We timed how long it took them to solve this simple math problem, and what we found was that when people had to convert from gains to losses, they could solve the problem quite quickly; it took them about 7 seconds on average. But when they had to convert from losses to gains, well now it took them far longer, almost 11 seconds.

So this suggests that once we think about something as a loss, that way of thinking about it tends to stick in our heads and to resist our attempts to change it.

What I take away from this research and from related research is that our view of the world has a fundamental tendency to tilt toward the negative. It's pretty easy to go from good to bad, but far harder to shift from bad to good. We literally have to work harder to see the upside of things. And this matters.

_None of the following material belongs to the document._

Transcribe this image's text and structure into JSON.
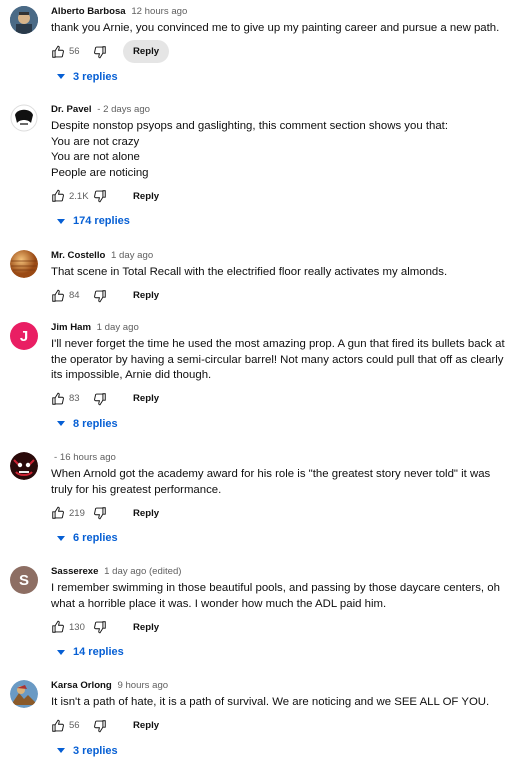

So, think about the economy. Here's economic well-being from 2007 to 2010. You can see it tanked, just like we all remember, and then by late 2010 it has recovered by most objective measures.

But here's consumer confidence over the same time period. You can see it tanks right along with the economy, but then it seems to get stuck. Instead of rebounding with the economy itself, consumers seem to be psychologically stuck back there in the recession. So oddly then, it may take more effort to change our minds about how the economy is doing then to change the economy itself.

On the more personal level, what this research means to me is that you have to work to see the up-side. Literally, this takes work, this takes effort. And you can practice this; you can train your mind to do this better.

There's research out at UC Davis, showing that just writing for a few minutes each day about things that you're grateful for can dramatically boost your happiness and well-being, and even your health. We can also rehearse good news and share it with others.

We tend to think, right, that misery loves company, that venting will help get rid of our negative emotions, that we'll feel better if we just talk about how terrible our day was. And so we talk, and we talk, and we talk about the boss who’s driving us crazy, and that friend who never called us back, and that meeting at work where every little thing that could go wrong, did.

But we forget to talk about the good stuff. And yet, that's exactly where our minds need the most practice. So, my husband who has this disconcerting habit of listening to what I say other people should do, and then pointing out that, technically speaking, I'm a person, too, (Laughter) has taken to listening to me for about two minutes on days when I come home all grumpy and complaining about everything, and he listens, and he says, "Okay, but what happened today that was good?"

So I tell him about the student who came up to me after class with this really interesting, insightful question, and I tell him about the friend who emailed me out of the blue this morning just to say, "hello".

And somewhere in the telling, I start to smile, and I start to think that maybe my day was pretty decent after all.

I think we can also work in our communities to focus on the upside. We can be more aware that bad tends to stick. One mean comment can stick with somebody all day, all week even, and bad tends to propagate itself, right? Somebody snaps at you and you snap back, and you snap at the next guy, too.

But what if the next time somebody snapped at you, you forgave them? What if the next time you had a really grumpy waitress, you left her an extra large tip?

Our minds may be built to look for negative information and to hold on to it, but we can also retrain our minds if we put some effort into it and start to see that the glass may be a little more full than we initially thought. Thank you."